Most home tea drinkers use boiling water for everything. That's how you end up with a bitter Darjeeling, a vegetal-tasting white, and a matcha that's lost its umami. Different teas want different water temperatures, and the gap between them is bigger than you'd think.
Black teas — Earl Grey, Yunnan, Lapsang — like water that's just stopped boiling, around 95–100°C / 203–212°F. The tannins want heat to extract properly.
First-flush Darjeeling is an exception inside the black category. It wants 85°C / 185°F — about a minute off boil. Hot water bullies the muscatel note out of it.

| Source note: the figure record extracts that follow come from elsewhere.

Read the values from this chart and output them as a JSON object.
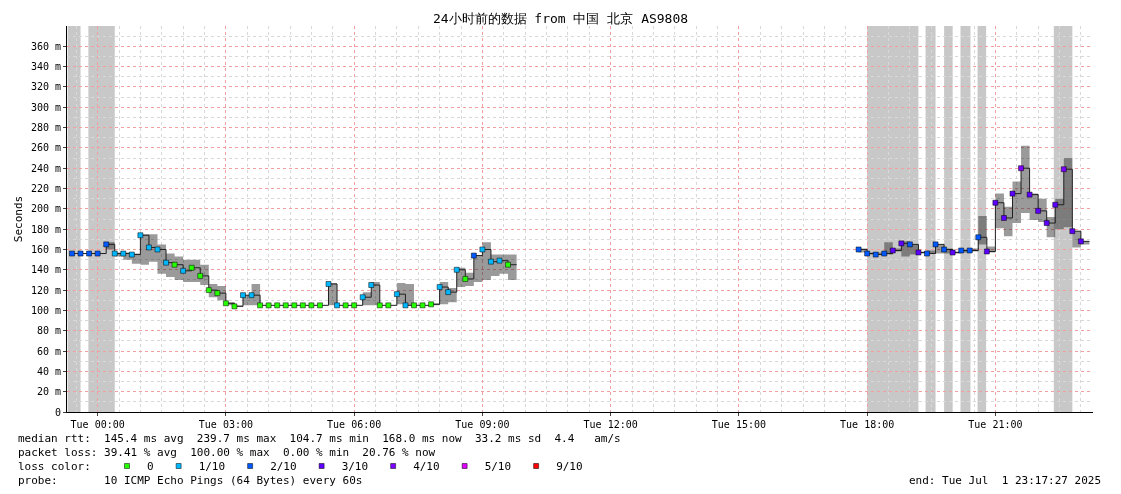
{
  "chart_data": {
    "type": "step",
    "title": "24小时前的数据 from 中国 北京 AS9808",
    "ylabel": "Seconds",
    "xlim": [
      "2025-06-30T23:17",
      "2025-07-01T23:17"
    ],
    "xticks": [
      {
        "value": "2025-07-01T00:00",
        "label": "Tue 00:00"
      },
      {
        "value": "2025-07-01T03:00",
        "label": "Tue 03:00"
      },
      {
        "value": "2025-07-01T06:00",
        "label": "Tue 06:00"
      },
      {
        "value": "2025-07-01T09:00",
        "label": "Tue 09:00"
      },
      {
        "value": "2025-07-01T12:00",
        "label": "Tue 12:00"
      },
      {
        "value": "2025-07-01T15:00",
        "label": "Tue 15:00"
      },
      {
        "value": "2025-07-01T18:00",
        "label": "Tue 18:00"
      },
      {
        "value": "2025-07-01T21:00",
        "label": "Tue 21:00"
      }
    ],
    "ylim": [
      0,
      380
    ],
    "yticks": [
      0,
      {
        "value": 20,
        "label": "20 m"
      },
      {
        "value": 40,
        "label": "40 m"
      },
      {
        "value": 60,
        "label": "60 m"
      },
      {
        "value": 80,
        "label": "80 m"
      },
      {
        "value": 100,
        "label": "100 m"
      },
      {
        "value": 120,
        "label": "120 m"
      },
      {
        "value": 140,
        "label": "140 m"
      },
      {
        "value": 160,
        "label": "160 m"
      },
      {
        "value": 180,
        "label": "180 m"
      },
      {
        "value": 200,
        "label": "200 m"
      },
      {
        "value": 220,
        "label": "220 m"
      },
      {
        "value": 240,
        "label": "240 m"
      },
      {
        "value": 260,
        "label": "260 m"
      },
      {
        "value": 280,
        "label": "280 m"
      },
      {
        "value": 300,
        "label": "300 m"
      },
      {
        "value": 320,
        "label": "320 m"
      },
      {
        "value": 340,
        "label": "340 m"
      },
      {
        "value": 360,
        "label": "360 m"
      }
    ],
    "grid": true,
    "legend": "bottom left",
    "series": [
      {
        "color": "#202020",
        "line_style": "solid",
        "x": [
          "2025-06-30T23:24",
          "2025-06-30T23:36",
          "2025-06-30T23:48",
          "2025-07-01T00:00",
          "2025-07-01T00:12",
          "2025-07-01T00:24",
          "2025-07-01T00:36",
          "2025-07-01T00:48",
          "2025-07-01T01:00",
          "2025-07-01T01:12",
          "2025-07-01T01:24",
          "2025-07-01T01:36",
          "2025-07-01T01:48",
          "2025-07-01T02:00",
          "2025-07-01T02:12",
          "2025-07-01T02:24",
          "2025-07-01T02:36",
          "2025-07-01T02:48",
          "2025-07-01T03:00",
          "2025-07-01T03:12",
          "2025-07-01T03:24",
          "2025-07-01T03:36",
          "2025-07-01T03:48",
          "2025-07-01T04:00",
          "2025-07-01T04:12",
          "2025-07-01T04:24",
          "2025-07-01T04:36",
          "2025-07-01T04:48",
          "2025-07-01T05:00",
          "2025-07-01T05:12",
          "2025-07-01T05:24",
          "2025-07-01T05:36",
          "2025-07-01T05:48",
          "2025-07-01T06:00",
          "2025-07-01T06:12",
          "2025-07-01T06:24",
          "2025-07-01T06:36",
          "2025-07-01T06:48",
          "2025-07-01T07:00",
          "2025-07-01T07:12",
          "2025-07-01T07:24",
          "2025-07-01T07:36",
          "2025-07-01T07:48",
          "2025-07-01T08:00",
          "2025-07-01T08:12",
          "2025-07-01T08:24",
          "2025-07-01T08:36",
          "2025-07-01T08:48",
          "2025-07-01T09:00",
          "2025-07-01T09:12",
          "2025-07-01T09:24",
          "2025-07-01T09:36",
          "2025-07-01T09:48",
          "2025-07-01T10:00",
          "2025-07-01T17:48",
          "2025-07-01T18:00",
          "2025-07-01T18:12",
          "2025-07-01T18:24",
          "2025-07-01T18:36",
          "2025-07-01T18:48",
          "2025-07-01T19:00",
          "2025-07-01T19:12",
          "2025-07-01T19:24",
          "2025-07-01T19:36",
          "2025-07-01T19:48",
          "2025-07-01T20:00",
          "2025-07-01T20:12",
          "2025-07-01T20:24",
          "2025-07-01T20:36",
          "2025-07-01T20:48",
          "2025-07-01T21:00",
          "2025-07-01T21:12",
          "2025-07-01T21:24",
          "2025-07-01T21:36",
          "2025-07-01T21:48",
          "2025-07-01T22:00",
          "2025-07-01T22:12",
          "2025-07-01T22:24",
          "2025-07-01T22:36",
          "2025-07-01T22:48",
          "2025-07-01T23:00",
          "2025-07-01T23:12"
        ],
        "values": [
          156,
          156,
          156,
          156,
          165,
          156,
          156,
          155,
          174,
          162,
          160,
          147,
          145,
          139,
          142,
          134,
          120,
          117,
          107,
          104,
          115,
          115,
          105,
          105,
          105,
          105,
          105,
          105,
          105,
          105,
          126,
          105,
          105,
          105,
          113,
          125,
          105,
          105,
          116,
          105,
          105,
          105,
          106,
          123,
          118,
          140,
          131,
          154,
          160,
          148,
          149,
          145,
          145,
          null,
          160,
          156,
          155,
          156,
          159,
          166,
          165,
          157,
          156,
          165,
          160,
          157,
          159,
          159,
          172,
          158,
          206,
          191,
          215,
          240,
          214,
          198,
          186,
          204,
          239,
          178,
          168,
          168
        ],
        "lower": [
          156,
          156,
          156,
          156,
          160,
          153,
          150,
          146,
          145,
          148,
          136,
          133,
          130,
          128,
          128,
          125,
          113,
          110,
          105,
          104,
          105,
          105,
          105,
          105,
          105,
          105,
          105,
          105,
          105,
          105,
          105,
          105,
          105,
          105,
          105,
          105,
          105,
          105,
          106,
          105,
          105,
          105,
          105,
          106,
          108,
          123,
          124,
          128,
          130,
          134,
          136,
          130,
          130,
          null,
          157,
          155,
          155,
          155,
          158,
          153,
          155,
          156,
          156,
          156,
          156,
          156,
          157,
          158,
          165,
          157,
          181,
          173,
          186,
          196,
          189,
          187,
          172,
          180,
          182,
          162,
          165,
          165
        ],
        "upper": [
          156,
          156,
          156,
          156,
          167,
          157,
          157,
          156,
          175,
          175,
          165,
          156,
          153,
          150,
          150,
          145,
          126,
          124,
          108,
          105,
          115,
          126,
          105,
          105,
          105,
          105,
          105,
          105,
          105,
          105,
          127,
          105,
          105,
          105,
          118,
          128,
          105,
          105,
          127,
          126,
          105,
          105,
          107,
          128,
          122,
          142,
          137,
          154,
          167,
          155,
          155,
          155,
          155,
          null,
          161,
          157,
          157,
          167,
          161,
          168,
          165,
          158,
          159,
          165,
          161,
          158,
          160,
          161,
          193,
          163,
          215,
          202,
          227,
          262,
          215,
          210,
          192,
          210,
          250,
          178,
          168,
          168
        ]
      },
      {
        "type": "scatter",
        "marker": "square",
        "name": "0",
        "color": "#26ff00",
        "x": [
          "2025-07-01T01:48",
          "2025-07-01T02:12",
          "2025-07-01T02:24",
          "2025-07-01T02:36",
          "2025-07-01T02:48",
          "2025-07-01T03:00",
          "2025-07-01T03:12",
          "2025-07-01T03:48",
          "2025-07-01T04:00",
          "2025-07-01T04:12",
          "2025-07-01T04:24",
          "2025-07-01T04:36",
          "2025-07-01T04:48",
          "2025-07-01T05:00",
          "2025-07-01T05:12",
          "2025-07-01T05:48",
          "2025-07-01T06:00",
          "2025-07-01T06:36",
          "2025-07-01T06:48",
          "2025-07-01T07:24",
          "2025-07-01T07:36",
          "2025-07-01T07:48",
          "2025-07-01T08:36",
          "2025-07-01T09:36"
        ],
        "values": [
          145,
          142,
          134,
          120,
          117,
          107,
          104,
          105,
          105,
          105,
          105,
          105,
          105,
          105,
          105,
          105,
          105,
          105,
          105,
          105,
          105,
          106,
          131,
          145
        ]
      },
      {
        "type": "scatter",
        "marker": "square",
        "name": "1/10",
        "color": "#00b8ff",
        "x": [
          "2025-07-01T00:24",
          "2025-07-01T00:36",
          "2025-07-01T00:48",
          "2025-07-01T01:00",
          "2025-07-01T01:12",
          "2025-07-01T01:24",
          "2025-07-01T01:36",
          "2025-07-01T02:00",
          "2025-07-01T03:24",
          "2025-07-01T03:36",
          "2025-07-01T05:24",
          "2025-07-01T05:36",
          "2025-07-01T06:12",
          "2025-07-01T06:24",
          "2025-07-01T07:00",
          "2025-07-01T07:12",
          "2025-07-01T08:00",
          "2025-07-01T08:12",
          "2025-07-01T08:24",
          "2025-07-01T09:00",
          "2025-07-01T09:12",
          "2025-07-01T09:24"
        ],
        "values": [
          156,
          156,
          155,
          174,
          162,
          160,
          147,
          139,
          115,
          115,
          126,
          105,
          113,
          125,
          116,
          105,
          123,
          118,
          140,
          160,
          148,
          149
        ]
      },
      {
        "type": "scatter",
        "marker": "square",
        "name": "2/10",
        "color": "#0059ff",
        "x": [
          "2025-06-30T23:24",
          "2025-06-30T23:36",
          "2025-06-30T23:48",
          "2025-07-01T00:00",
          "2025-07-01T00:12",
          "2025-07-01T08:48",
          "2025-07-01T17:48",
          "2025-07-01T18:00",
          "2025-07-01T18:12",
          "2025-07-01T18:24",
          "2025-07-01T19:00",
          "2025-07-01T19:24",
          "2025-07-01T19:36",
          "2025-07-01T19:48",
          "2025-07-01T20:12",
          "2025-07-01T20:24",
          "2025-07-01T20:36"
        ],
        "values": [
          156,
          156,
          156,
          156,
          165,
          154,
          160,
          156,
          155,
          156,
          165,
          156,
          165,
          160,
          159,
          159,
          172
        ]
      },
      {
        "type": "scatter",
        "marker": "square",
        "name": "3/10",
        "color": "#5e00ff",
        "x": [
          "2025-07-01T18:36",
          "2025-07-01T18:48",
          "2025-07-01T19:12",
          "2025-07-01T20:00",
          "2025-07-01T20:48",
          "2025-07-01T21:00",
          "2025-07-01T21:12",
          "2025-07-01T21:24",
          "2025-07-01T21:48",
          "2025-07-01T22:00",
          "2025-07-01T22:12",
          "2025-07-01T22:24",
          "2025-07-01T22:48",
          "2025-07-01T23:00"
        ],
        "values": [
          159,
          166,
          157,
          157,
          158,
          206,
          191,
          215,
          214,
          198,
          186,
          204,
          178,
          168
        ]
      },
      {
        "type": "scatter",
        "marker": "square",
        "name": "4/10",
        "color": "#7e00ff",
        "x": [
          "2025-07-01T21:36",
          "2025-07-01T22:36"
        ],
        "values": [
          240,
          239
        ]
      },
      {
        "type": "scatter",
        "marker": "square",
        "name": "5/10",
        "color": "#dd00ff",
        "values": [
          null
        ]
      },
      {
        "type": "scatter",
        "marker": "square",
        "name": "9/10",
        "color": "#ff0000",
        "values": [
          null
        ]
      }
    ],
    "bands": [
      {
        "axis": "x",
        "from": "2025-06-30T23:18",
        "to": "2025-06-30T23:36",
        "color": "#c8c8c8"
      },
      {
        "axis": "x",
        "from": "2025-06-30T23:47",
        "to": "2025-07-01T00:24",
        "color": "#c8c8c8"
      },
      {
        "axis": "x",
        "from": "2025-07-01T18:00",
        "to": "2025-07-01T19:12",
        "color": "#c8c8c8"
      },
      {
        "axis": "x",
        "from": "2025-07-01T19:22",
        "to": "2025-07-01T19:36",
        "color": "#c8c8c8"
      },
      {
        "axis": "x",
        "from": "2025-07-01T19:48",
        "to": "2025-07-01T20:00",
        "color": "#c8c8c8"
      },
      {
        "axis": "x",
        "from": "2025-07-01T20:11",
        "to": "2025-07-01T20:25",
        "color": "#c8c8c8"
      },
      {
        "axis": "x",
        "from": "2025-07-01T20:35",
        "to": "2025-07-01T20:47",
        "color": "#c8c8c8"
      },
      {
        "axis": "x",
        "from": "2025-07-01T22:22",
        "to": "2025-07-01T22:48",
        "color": "#c8c8c8"
      }
    ],
    "annotations": [
      "median rtt:  145.4 ms avg  239.7 ms max  104.7 ms min  168.0 ms now  33.2 ms sd  4.4   am/s",
      "packet loss: 39.41 % avg  100.00 % max  0.00 % min  20.76 % now",
      "loss color:",
      "probe:       10 ICMP Echo Pings (64 Bytes) every 60s",
      "end: Tue Jul  1 23:17:27 2025"
    ]
  }
}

Green teas want 75–85°C / 167–185°F depending on style. Gunpowder green like Moroccan Mint can take the higher end; sencha and bancha want the lower.

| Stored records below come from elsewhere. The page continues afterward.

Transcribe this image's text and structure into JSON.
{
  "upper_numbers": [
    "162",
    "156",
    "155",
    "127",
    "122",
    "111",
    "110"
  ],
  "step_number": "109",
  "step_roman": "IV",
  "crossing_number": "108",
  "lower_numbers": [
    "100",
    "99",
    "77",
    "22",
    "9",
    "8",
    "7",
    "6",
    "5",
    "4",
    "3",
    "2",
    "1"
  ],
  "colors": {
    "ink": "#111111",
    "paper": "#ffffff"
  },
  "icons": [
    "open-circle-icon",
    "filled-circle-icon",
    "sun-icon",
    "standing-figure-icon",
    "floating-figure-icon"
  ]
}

White teas want 80°C / 176°F. They're the most delicate; boiling water turns them papery.
Matcha wants 70°C / 158°F. Boiling water destroys the umami — the cup ends up tasting like astringent grass instead of broth.
Herbals — chamomile, mint, verbena — actually want full boil. They're not 'tea' in the camellia-sinensis sense; they're infusions, and the heat helps extract.
If you don't have a variable-temperature kettle, use this trick: boil water, then wait. Two minutes off boil = ~85°C. Five minutes = ~75°C. It's not exact, but it's close enough.